Edifício destina-se maioritariamente a apartamentos e foi apresentado na Trienal de Arquitectura de Lisboa, realizada em 2007

a A secção sul da Ordem dos Arquitectos considera o chumbo camarário do licenciamento do projecto de Valsassina e Aires Mateus para o Largo do Rato "sem fundamento nem enquadramento legal" e vai promover a sua apresentação pública em Setembro."Consideramos que este é o momento oportuno para os arquitectos Valsassina e Aires Mateus poderem explicar o seu projecto, o que ainda não tiveram oportunidade de fazer", disse a presidente da secção regional Sul da Ordem dos Arquitectos, Leonor Cintra Gomes.

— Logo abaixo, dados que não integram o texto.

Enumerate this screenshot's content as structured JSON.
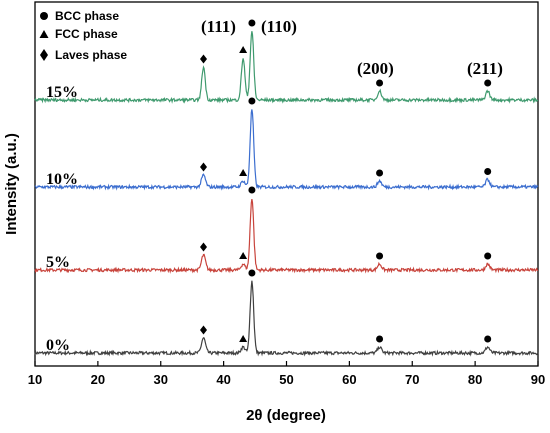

Assim, os promotores "ainda podem contrapor os argumentos da Câmara de Lisboa", que no final de Julho se recusou a emitir a licença de construção, depois de, em 2005, ter aprovado o projecto de arquitectura, através de um despacho da então vereadora social-democrata Eduarda Napoleão. Apenas o PS, que governa a câmara, defendeu que a licença fosse passada, tendo no entanto sido vencido pelos votos da oposição e do Bloco de Esquerda.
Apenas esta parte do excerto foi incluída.